Keywords: COVID-19, Metapopulation, Epidemic spreading

1. Introduction

In Dec. 31st, 2019, Chinese authorities reported an outbreak of a novel coronavirus disease, called COVID-19 by the World Health Organization. Due to the proximity of the Spring Festival, the Chinese Government implemented quarantine in Wuhan, where the outbreak started, as well as in several nearby cities since Jan. 23rd, 2020. As of Feb. 16th the outbreak had already infected 68,584 individuals in China of which 1666 died [1]. Much is still unknown about the characteristics of this pathogen. For instance, it remains unclear the animal source of this zoonotic disease, being bats and pangolins currently the two most likely sources [2], [3], [4]. It has also been proposed that more than half of the cases might have gone undetected by routinely screening passengers, due to the special characteristics of this disease [5], which makes it possible that infected individuals are asymptomatic while infectious.

Several studies predict a much larger number of infections than the actual number reported by the authorities, claiming that only between 10% and 20% of the cases have been detected and reported [6], [7], [8], [9]. The reasons for such deviations between models and actual count of cases are diverse, for instance, the fact that the symptoms could be mild and similar to other flue-like diseases for some people, may induce infected individuals not to seek medical care [10]. On the other hand, on Feb. 13th, 14,840 new cases were reported [11], in contrast to 2022 cases counted during the previous day [12]. The reason was that previously to that day, only those cases that had been laboratory-confirmed were being recognized as so, whereas from that date onwards, also the clinically diagnosed cases were accounted for. Therefore, the model-based prediction of the number of infected individuals can plausibly be larger than the official reports.

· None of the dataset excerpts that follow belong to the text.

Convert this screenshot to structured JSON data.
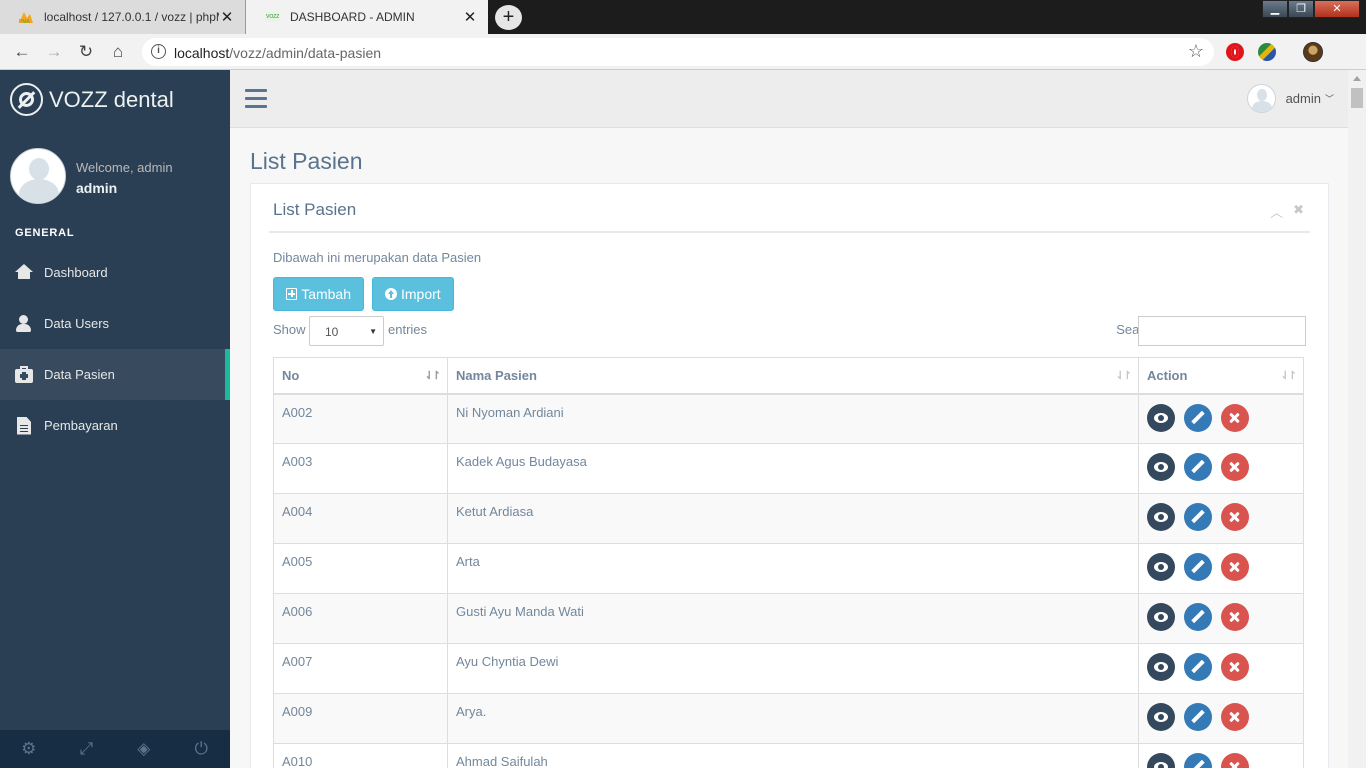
{
  "browser": {
    "tabs": [
      {
        "title": "localhost / 127.0.0.1 / vozz | phpMyAdmin",
        "active": false
      },
      {
        "title": "DASHBOARD - ADMIN",
        "active": true
      }
    ],
    "url_host": "localhost",
    "url_path": "/vozz/admin/data-pasien"
  },
  "sidebar": {
    "brand": "VOZZ dental",
    "welcome": "Welcome, admin",
    "user": "admin",
    "section": "GENERAL",
    "items": [
      {
        "label": "Dashboard",
        "icon": "home-icon",
        "active": false
      },
      {
        "label": "Data Users",
        "icon": "user-icon",
        "active": false
      },
      {
        "label": "Data Pasien",
        "icon": "medkit-icon",
        "active": true
      },
      {
        "label": "Pembayaran",
        "icon": "file-icon",
        "active": false
      }
    ],
    "footer_icons": [
      "settings-icon",
      "fullscreen-icon",
      "lock-icon",
      "power-icon"
    ]
  },
  "topnav": {
    "user": "admin"
  },
  "page": {
    "title": "List Pasien",
    "panel_title": "List Pasien",
    "description": "Dibawah ini merupakan data Pasien",
    "btn_tambah": "Tambah",
    "btn_import": "Import",
    "show_label": "Show",
    "show_value": "10",
    "entries_label": "entries",
    "search_label": "Search:"
  },
  "table": {
    "columns": [
      "No",
      "Nama Pasien",
      "Action"
    ],
    "rows": [
      {
        "no": "A002",
        "nama": "Ni Nyoman Ardiani"
      },
      {
        "no": "A003",
        "nama": "Kadek Agus Budayasa"
      },
      {
        "no": "A004",
        "nama": "Ketut Ardiasa"
      },
      {
        "no": "A005",
        "nama": "Arta"
      },
      {
        "no": "A006",
        "nama": "Gusti Ayu Manda Wati"
      },
      {
        "no": "A007",
        "nama": "Ayu Chyntia Dewi"
      },
      {
        "no": "A009",
        "nama": "Arya."
      },
      {
        "no": "A010",
        "nama": "Ahmad Saifulah"
      }
    ]
  },
  "colors": {
    "sidebar_bg": "#2A3F54",
    "active_accent": "#1ABB9C",
    "info_button": "#5BC0DE",
    "view_button": "#34495E",
    "edit_button": "#337AB7",
    "delete_button": "#D9534F"
  }
}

From a theoretical and computational point of view, there are groups that have proposed new epidemic models to properly account for the special characteristics of this disease [10], [13], [14]. However, our knowledge of the dynamics of the disease is too limited to be constrained to use such sophisticated models. In fact, in some of these works, the models are fitted to reproduce exactly the reported number of infected individuals, which, as noted before, can be counterproductive given that the actual number of infected individuals in the population is surely higher than those detected either by clinical diagnosis or in the laboratory. Lastly, there has also been intense research aimed at computing the probability that the outbreak extends beyond Wuhan to other cities in China, as well as to the rest of the world [6], [7], [15], [16], [17], [18]. These works use historical data in order to produce a risk assessment and obtain probabilities that the disease is imported in other populations. Likewise, modeling efforts have been directed towards gauging the effect of Wuhan’s quarantine on the spreading of the epidemic all over the country (which so far has determined to be a delay of 3 days in the arrival of the peak [7]) and worldwide.

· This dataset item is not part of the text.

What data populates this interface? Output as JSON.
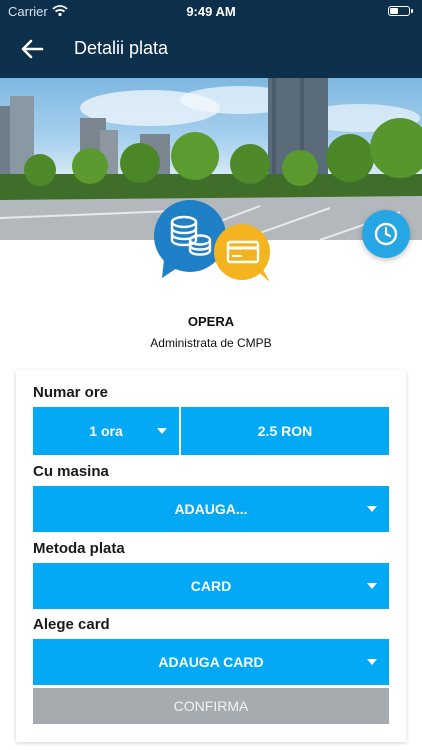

Given the unprecedented characteristics of this outbreak, we adopt a slightly different approach and study a data-driven metapopulation model that makes use of the actual flows of the population to properly measure the early effects of the travel reductions in China. Specifically, we built a basic metapopulation model [19], [20] of 31 regions in China (except HongKong, Macau and Taiwan). Inside each population, we considered that the individuals in the population interact following a homogeneous mixing scheme. This approach is similar to the ones proposed in [7] and [15]. However, in our case, we perform a data-driven simulation with the actual flows of individuals that have taken place during the period of study. That is to say, we do not rely on transportation data (which is most of the time given as the maximum flow capacity between subpopulations), but on a real dataset gathered for this occasion (see Materials and Methods). The results align with previous findings and indicate that travel restrictions do not have a significant impact in containing the expansion of the disease, though reducing the flow of individuals could lead to a delay in the importation of new cases in other subpopulations. Importantly, we show that using the real mobility patterns of the population is a key factor to understand the spreading of the disease. In this sense, our conclusions point out that despite the many advances in disease modeling during the last two decades, there still remain many open challenges, most of them related to how to sensibly incorporate human behavioral changes during the unfolding of an outbreak.

2. Model

We implement a stochastic SEIR-metapopulation model to simulate the spread of the epidemic across mainland China. The model can be divided in two discrete processes: the disease dynamics governed by a SEIR compartmental model; and the mobility of individuals. In a SEIR compartmental model individuals are assigned into each group according to their health status: susceptible (S) if they are susceptible to the disease; exposed (E) if they have been infected but cannot infect; infectious (I) once the incubation period is over and the individuals can infect others; and removed (R) when they are either recovered or deceased. Within each subpopulation (henceforth, region), the transition between compartments results from the following rules, iterated at each time step, corresponding to 1 day:

  • S → E: Susceptible individuals in region i might get infected with probability P(SI)=1(1R0/(TINi))iI,where R 0 is the reproduction number, TI the mean infectious time, Ni the number of individuals in region i and Ii the number of infected individuals in the region.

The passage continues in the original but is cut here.